The pattern behind it
What matters about AgentPay isn't only the payments case. It's the pattern underneath. As agents start operating on real tools, companies need a control layer before, during and after each sensitive action. More and more teams are exploring AI agents, but to use them in sensitive environments they need visibility into what agents do, clear rules, traceability, and evidence to review afterward.
That line of work continues past the hackathon. AgentPay was a prototype applied to payments, but the problem is broader: how do you let agents help scale operations without losing control, traceability or security. That's where Oktsec sits, the project I'm building now. The idea isn't to replace the models or compete with AI tools. It's to add a security layer around the agents: what they can do, under what rules, with what permissions, and what evidence their actions leave behind.
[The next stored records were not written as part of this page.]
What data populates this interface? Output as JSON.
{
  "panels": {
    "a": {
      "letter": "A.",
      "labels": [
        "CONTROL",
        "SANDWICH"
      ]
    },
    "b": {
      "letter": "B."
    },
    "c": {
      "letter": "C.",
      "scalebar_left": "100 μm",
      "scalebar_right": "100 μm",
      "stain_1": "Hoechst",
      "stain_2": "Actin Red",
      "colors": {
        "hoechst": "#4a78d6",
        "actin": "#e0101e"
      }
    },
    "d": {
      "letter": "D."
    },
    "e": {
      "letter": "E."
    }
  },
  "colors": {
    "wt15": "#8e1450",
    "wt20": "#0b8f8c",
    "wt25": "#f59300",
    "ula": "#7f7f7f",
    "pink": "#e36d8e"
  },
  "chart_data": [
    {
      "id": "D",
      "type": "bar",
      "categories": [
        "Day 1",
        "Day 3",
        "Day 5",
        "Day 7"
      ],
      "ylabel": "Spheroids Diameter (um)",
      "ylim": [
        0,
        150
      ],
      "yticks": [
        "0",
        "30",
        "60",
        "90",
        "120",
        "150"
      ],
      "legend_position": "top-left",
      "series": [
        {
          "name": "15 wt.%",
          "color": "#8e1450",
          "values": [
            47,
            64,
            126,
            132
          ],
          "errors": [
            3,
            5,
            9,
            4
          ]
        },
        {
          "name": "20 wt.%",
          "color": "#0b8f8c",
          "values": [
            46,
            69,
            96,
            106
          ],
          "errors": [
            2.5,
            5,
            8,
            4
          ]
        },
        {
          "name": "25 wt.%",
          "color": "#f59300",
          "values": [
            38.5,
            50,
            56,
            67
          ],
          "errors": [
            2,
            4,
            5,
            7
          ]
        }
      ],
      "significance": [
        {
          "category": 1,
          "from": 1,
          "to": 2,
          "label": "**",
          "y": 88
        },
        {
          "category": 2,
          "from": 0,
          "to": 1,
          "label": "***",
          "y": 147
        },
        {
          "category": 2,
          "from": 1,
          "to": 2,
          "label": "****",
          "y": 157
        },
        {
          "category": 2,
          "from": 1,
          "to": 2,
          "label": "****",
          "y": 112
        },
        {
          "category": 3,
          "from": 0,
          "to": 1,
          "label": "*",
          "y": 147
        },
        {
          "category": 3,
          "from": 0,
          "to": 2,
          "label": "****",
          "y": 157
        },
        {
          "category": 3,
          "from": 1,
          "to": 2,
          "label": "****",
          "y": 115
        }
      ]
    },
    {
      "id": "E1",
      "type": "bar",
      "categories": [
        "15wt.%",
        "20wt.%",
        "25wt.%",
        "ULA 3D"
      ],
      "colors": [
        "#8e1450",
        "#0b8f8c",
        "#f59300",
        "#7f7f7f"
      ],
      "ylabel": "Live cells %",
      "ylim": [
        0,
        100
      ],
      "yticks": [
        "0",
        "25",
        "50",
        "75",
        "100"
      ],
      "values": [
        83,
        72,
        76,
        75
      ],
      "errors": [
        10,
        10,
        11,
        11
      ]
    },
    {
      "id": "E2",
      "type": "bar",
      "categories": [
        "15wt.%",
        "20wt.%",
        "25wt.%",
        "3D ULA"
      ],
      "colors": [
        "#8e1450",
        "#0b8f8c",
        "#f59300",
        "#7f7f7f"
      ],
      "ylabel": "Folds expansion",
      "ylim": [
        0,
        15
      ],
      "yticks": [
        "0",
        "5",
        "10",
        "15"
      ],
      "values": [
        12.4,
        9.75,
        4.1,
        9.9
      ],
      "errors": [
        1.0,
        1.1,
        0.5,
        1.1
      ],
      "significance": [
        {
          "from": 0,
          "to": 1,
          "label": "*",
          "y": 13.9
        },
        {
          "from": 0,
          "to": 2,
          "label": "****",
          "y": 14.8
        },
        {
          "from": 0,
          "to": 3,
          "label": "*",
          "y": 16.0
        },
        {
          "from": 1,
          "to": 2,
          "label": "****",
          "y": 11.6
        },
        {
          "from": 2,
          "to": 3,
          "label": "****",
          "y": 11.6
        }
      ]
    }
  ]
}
The approach is local-first, so sensitive data and actions stay in the company's or developer's environment, and the security layer adds visibility, rules, control and evidence that tech, security, compliance or leadership can review. In short, Oktsec is about letting a company adopt AI agents with more confidence and scale faster, without giving up control, traceability or security.
The relationship between the two is simple. AgentPay was the working hackathon prototype, applied to the payments agents execute. Oktsec is the continuation of that line, as a security layer for AI agents in real environments.